Before Miss Rosie created the expedition “It’s a Froggy Life: The True Story of the Sierra Nevada Yellow Legged Frog” she knew very little about frogs. Throughout the past four years her passion for conservation, stewardship, and the study of living things grew alongside her students. Miss Rosie fostered her knowledge with articles, conversations with her lead expert (a UC Berkeley herpetologist), and fieldwork with two U.S. Forest Service aquatic biologists.
Now she’s in Peru to saving the frogs! Miss Rosie applied for and received a grant that has sent her to the Peruvian wilderness where she is studying frogs outside of her immediate environment.
She recently checked in with us after her “Cusco to Cloud Forest” experience!
After a few delicious meals and some incredible sightseeing in Cusco we made our way through the Andes and into the cloud forests above the Amazon. On the way stopping at some pre Incan tombs. Some of the tombs exposed at the ground level. I was half expecting a Incan zombie to rise from the dead!

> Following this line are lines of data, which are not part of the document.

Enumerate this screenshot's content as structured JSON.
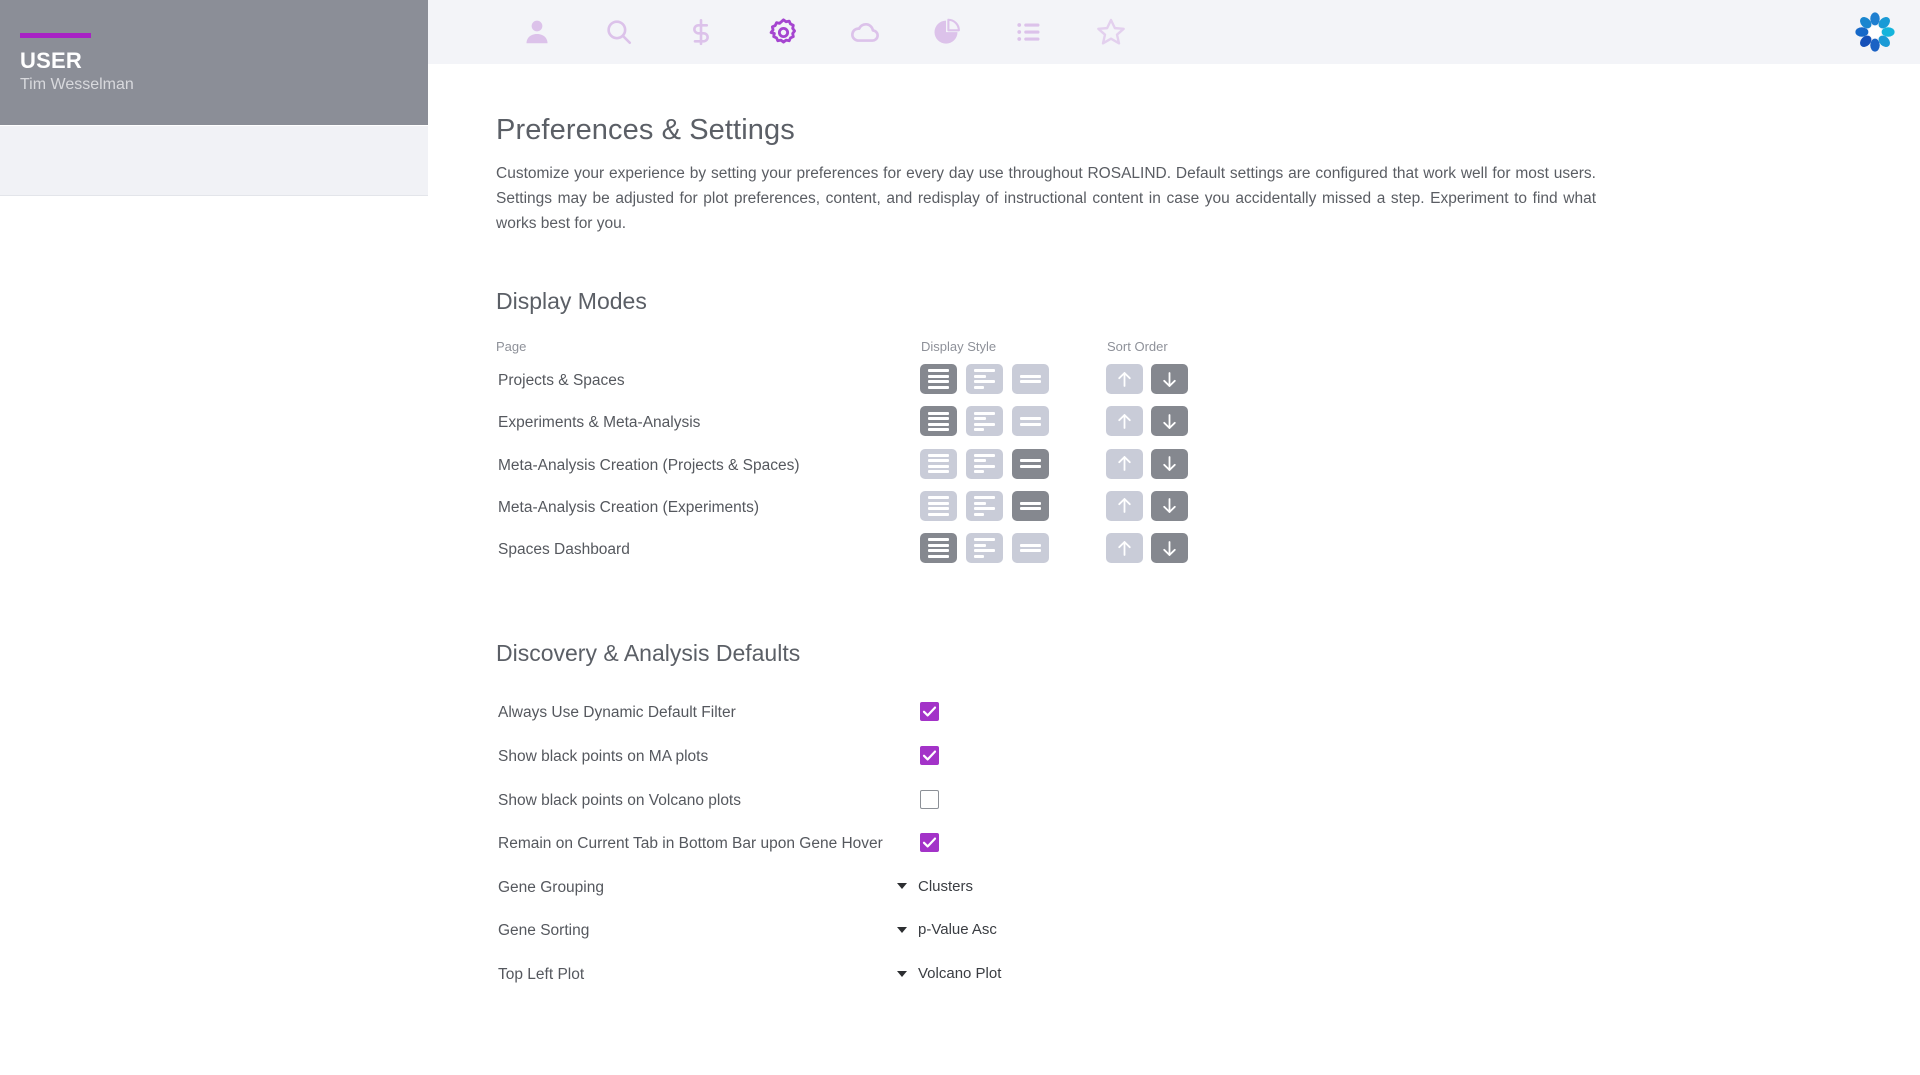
{
  "sidebar": {
    "accent_color": "#a822c4",
    "title": "USER",
    "user_name": "Tim Wesselman"
  },
  "topnav": {
    "items": [
      {
        "icon": "person-icon",
        "label": "Profile",
        "active": false
      },
      {
        "icon": "search-icon",
        "label": "Search",
        "active": false
      },
      {
        "icon": "dollar-icon",
        "label": "Billing",
        "active": false
      },
      {
        "icon": "gear-icon",
        "label": "Settings",
        "active": true
      },
      {
        "icon": "cloud-icon",
        "label": "Cloud",
        "active": false
      },
      {
        "icon": "pie-chart-icon",
        "label": "Reports",
        "active": false
      },
      {
        "icon": "list-icon",
        "label": "Lists",
        "active": false
      },
      {
        "icon": "star-icon",
        "label": "Favorites",
        "active": false
      }
    ],
    "brand_logo": "rosalind-logo",
    "active_color": "#a545d0",
    "inactive_color": "#dcc2ea"
  },
  "page": {
    "title": "Preferences & Settings",
    "description": "Customize your experience by setting your preferences for every day use throughout ROSALIND. Default settings are configured that work well for most users. Settings may be adjusted for plot preferences, content, and redisplay of instructional content in case you accidentally missed a step. Experiment to find what works best for you."
  },
  "display_modes": {
    "section_title": "Display Modes",
    "columns": {
      "page": "Page",
      "display_style": "Display Style",
      "sort_order": "Sort Order"
    },
    "style_options": [
      "full",
      "compact",
      "minimal"
    ],
    "sort_options": [
      "ascending",
      "descending"
    ],
    "rows": [
      {
        "page": "Projects & Spaces",
        "display_style": 0,
        "sort_order": 1
      },
      {
        "page": "Experiments & Meta-Analysis",
        "display_style": 0,
        "sort_order": 1
      },
      {
        "page": "Meta-Analysis Creation (Projects & Spaces)",
        "display_style": 2,
        "sort_order": 1
      },
      {
        "page": "Meta-Analysis Creation (Experiments)",
        "display_style": 2,
        "sort_order": 1
      },
      {
        "page": "Spaces Dashboard",
        "display_style": 0,
        "sort_order": 1
      }
    ]
  },
  "discovery_defaults": {
    "section_title": "Discovery & Analysis Defaults",
    "checkbox_color": "#a333c8",
    "checkboxes": [
      {
        "label": "Always Use Dynamic Default Filter",
        "checked": true
      },
      {
        "label": "Show black points on MA plots",
        "checked": true
      },
      {
        "label": "Show black points on Volcano plots",
        "checked": false
      },
      {
        "label": "Remain on Current Tab in Bottom Bar upon Gene Hover",
        "checked": true
      }
    ],
    "selects": [
      {
        "label": "Gene Grouping",
        "value": "Clusters"
      },
      {
        "label": "Gene Sorting",
        "value": "p-Value Asc"
      },
      {
        "label": "Top Left Plot",
        "value": "Volcano Plot"
      }
    ]
  }
}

Our journey led us upwards to an elevation of least 12,500 feet. Even with living in the mountains of Lake Tahoe I felt the lack of oxygen and sinus pressure. The terrain was dry and scattered with invasive eucalyptus and pine trees. We came across only two very tiny villages in a time span of 4 hours on the paved road. As soon as we hit the dirt road there was not a town in sight for hours.
We finally arrived at the wayqecha biological station hidden just above the lush green canopy of the cloud forest. The station is one of three research facilities in the Peruvian Amazon under the umbrella of The Association for Conservation of the Amazon Basin (Asociaciòn Para La Conservaciòn De La Cuenta Amizònica- education, sustainability, and preservation). The station is on the edge of Manu National Park, which is four times size of Costa Rica and the fourth largest in tact ecosystem in the Peruvian Amazon. Leading experts in their fields come to this station to do research…we got to meet them and learn about the important research they are conducting!
At the Manu National park:
– Over 300 species of birds
– 239 species of orchids (2 new species recently discovered)
– 155 amphibians (including the smallest Andean frog)
– 132 reptiles
– Andean bear, cougar, dwarf brocket
Researchers here are currently studying:
– Effects of climate change in tropical forest
– Chutrid fungus/ habitat loss in Wayqecha: between 1999-2009 34% (17 species) of frogs in the Andes have become extinct
– Effects of livestock on ecology of beetles
– Marsupial frogs (carry their young frog offspring in pouches on their backs)
– ONLY 50% of the population of plants/animals haven’t been studied!
Here we walked the cloud forest canopy with expert local guides and identified 3 different frog species!
Already I’m learning so much from the researchers here and my experiences in the field…I can hardly believe I’m on my own expedition!
More to come as we head deep into the Peruvian Amazon!